US artificial intelligence company Anthropic announced on Monday that it had discovered what it described as industrial-scale intellectual property theft by three Chinese AI companies that illegally extracted functionality from its Claude chatbot. OpenAI made a similar claim last month.
According to Anthropic, DeepSeek, Moonshot AI, and MiniMax use a technique called “distillation,” which uses output from more powerful AI systems to rapidly improve the performance of less capable AI systems.
“These campaigns are increasing in intensity and sophistication,” the company said in a statement. “There is little room for maneuver.”
Distillation is a common technique in AI development, often used by companies to create cheaper, smaller versions of their own models.
The practice made headlines a year ago when a low-cost generative AI model released by DeepSeek showed performance on par with ChatGPT and other top US chatbots, overturning assumptions of US superiority in sensitive areas.
Anthropic said the companies achieved their goals through approximately 16 million interactions with Claude Model and 24,000 fake accounts.
These allowed the three institutes to siphon off capabilities they had not developed themselves at a fraction of the cost, thereby circumventing strong U.S. technology export controls aimed at maintaining U.S. dominance in AI.
The company argued that the practice poses a national security risk and said models built through illegal distillation are unlikely to be upheld by safety guardrails designed to prevent abuse, such as restrictions on supporting the development of biological weapons or enabling cyberattacks.
ChatGPT developer Anthropic’s biggest rival, OpenAI, made similar accusations to U.S. lawmakers earlier this month, saying Chinese companies were using the technology in “ongoing efforts to free ride on capabilities developed by OpenAI and other U.S. frontier laboratories.”
Anthropic said MiniMax had its largest operation, with more than 13 million transactions.

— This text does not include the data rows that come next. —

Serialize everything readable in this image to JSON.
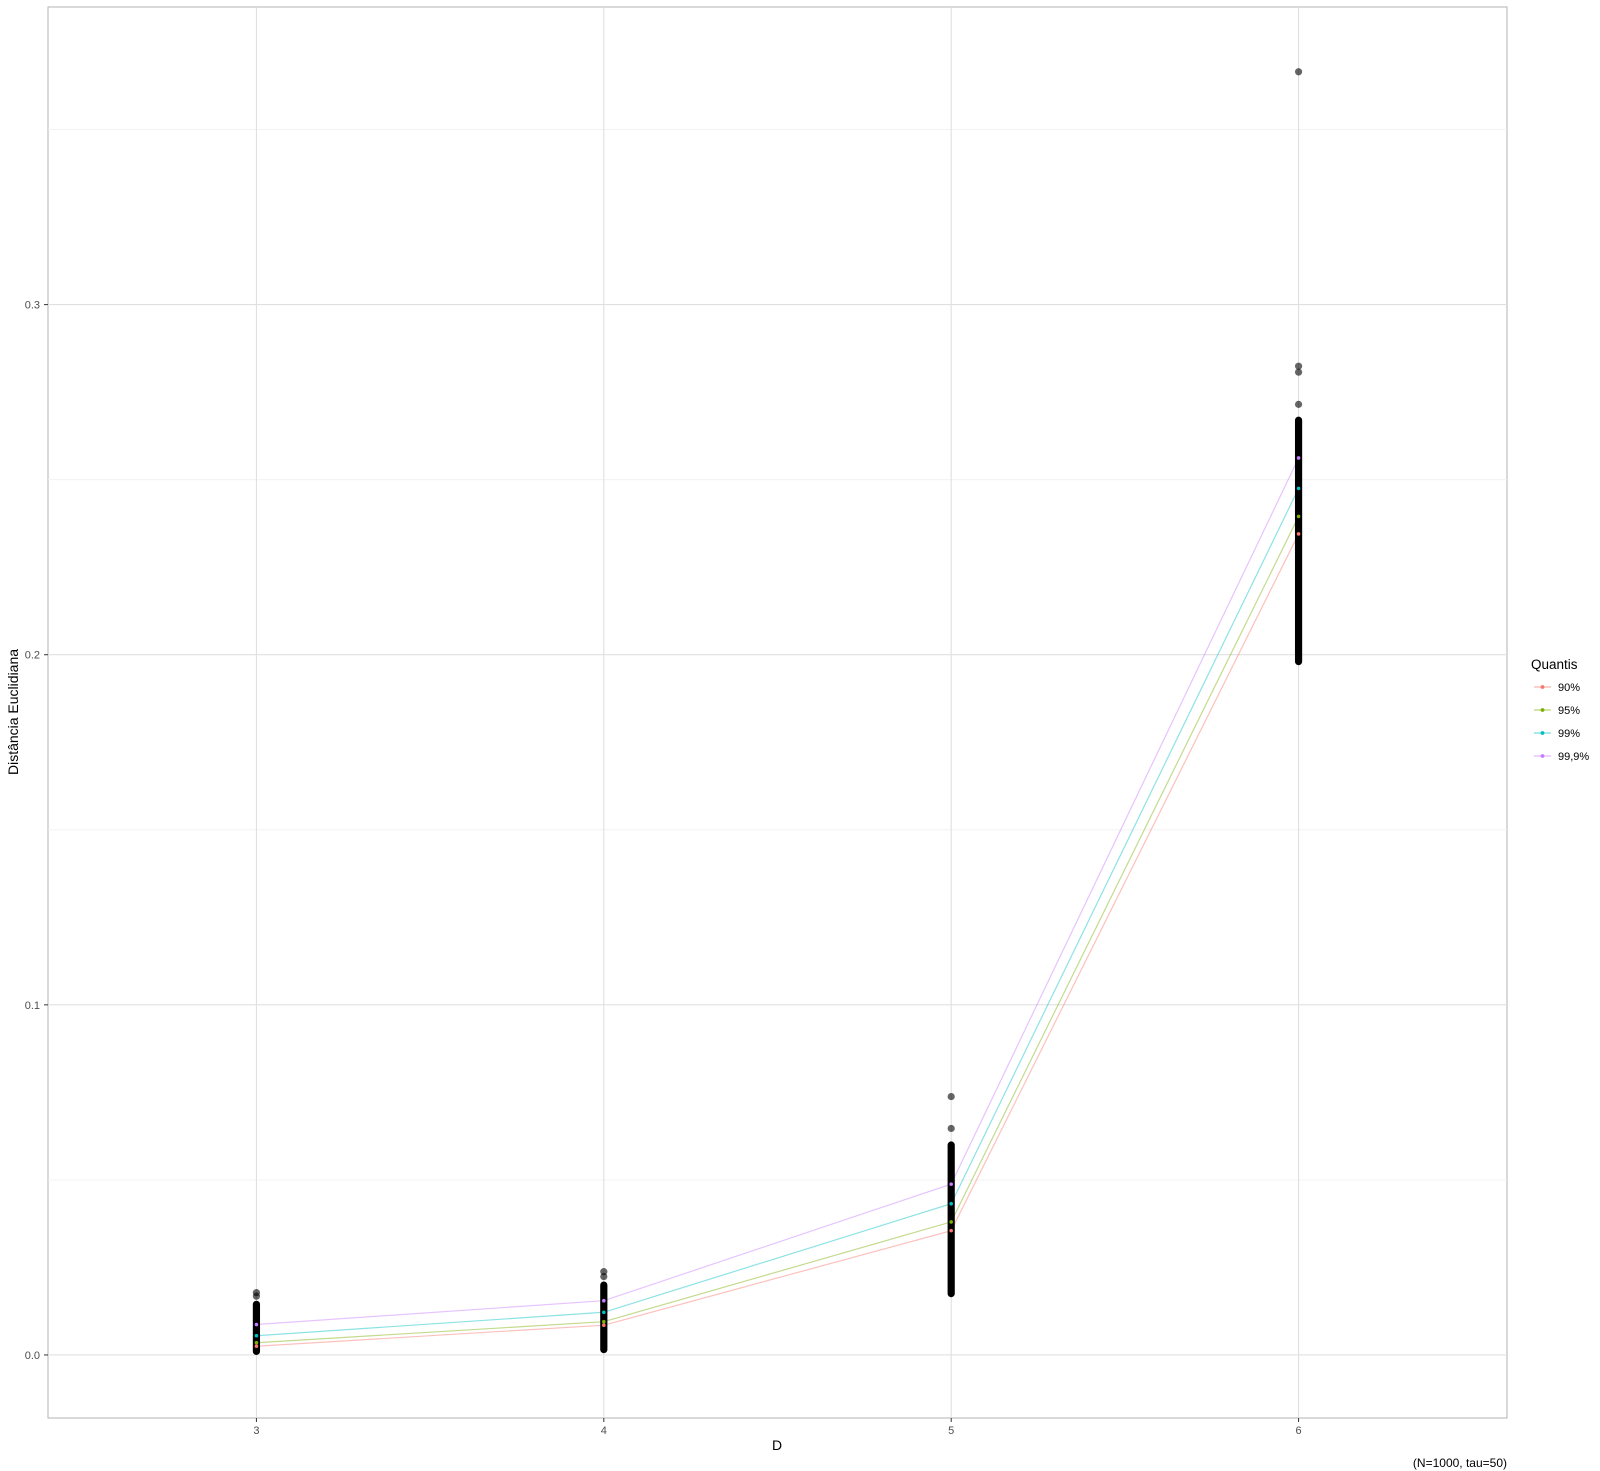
{
  "chart_data": {
    "type": "scatter",
    "title": "",
    "xlabel": "D",
    "ylabel": "Distância Euclidiana",
    "caption": "(N=1000, tau=50)",
    "categories": [
      "3",
      "4",
      "5",
      "6"
    ],
    "xlim": [
      2.4,
      6.6
    ],
    "ylim": [
      -0.018,
      0.385
    ],
    "y_ticks": [
      0.0,
      0.1,
      0.2,
      0.3
    ],
    "y_tick_labels": [
      "0.0",
      "0.1",
      "0.2",
      "0.3"
    ],
    "grid": true,
    "points": {
      "color": "#000000",
      "ranges": [
        {
          "x": 3,
          "min": 0.0,
          "max": 0.0155
        },
        {
          "x": 4,
          "min": 0.0005,
          "max": 0.021
        },
        {
          "x": 5,
          "min": 0.0165,
          "max": 0.061
        },
        {
          "x": 6,
          "min": 0.197,
          "max": 0.268
        }
      ],
      "outliers": [
        {
          "x": 3,
          "y": 0.0168
        },
        {
          "x": 3,
          "y": 0.0178
        },
        {
          "x": 4,
          "y": 0.0224
        },
        {
          "x": 4,
          "y": 0.0238
        },
        {
          "x": 5,
          "y": 0.0647
        },
        {
          "x": 5,
          "y": 0.0738
        },
        {
          "x": 6,
          "y": 0.2715
        },
        {
          "x": 6,
          "y": 0.2807
        },
        {
          "x": 6,
          "y": 0.2824
        },
        {
          "x": 6,
          "y": 0.3665
        }
      ]
    },
    "legend": {
      "title": "Quantis",
      "position": "right"
    },
    "series": [
      {
        "name": "90%",
        "color": "#F8766D",
        "values": [
          0.0025,
          0.0085,
          0.0355,
          0.2345
        ]
      },
      {
        "name": "95%",
        "color": "#7CAE00",
        "values": [
          0.0035,
          0.0095,
          0.038,
          0.2395
        ]
      },
      {
        "name": "99%",
        "color": "#00BFC4",
        "values": [
          0.0055,
          0.0122,
          0.0432,
          0.2475
        ]
      },
      {
        "name": "99,9%",
        "color": "#C77CFF",
        "values": [
          0.0087,
          0.0155,
          0.0488,
          0.2562
        ]
      }
    ]
  }
}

Each campaign focuses on coding, agent inference, and tool usage, areas in which Claude is considered a leader.
To circumvent Anthropic’s ban on commercial access from China, the labs allegedly routed their traffic through proxy services that managed vast networks of fraudulent accounts.
Anthropic called for a coordinated response between industry and government to address an issue it said no single company could tackle alone.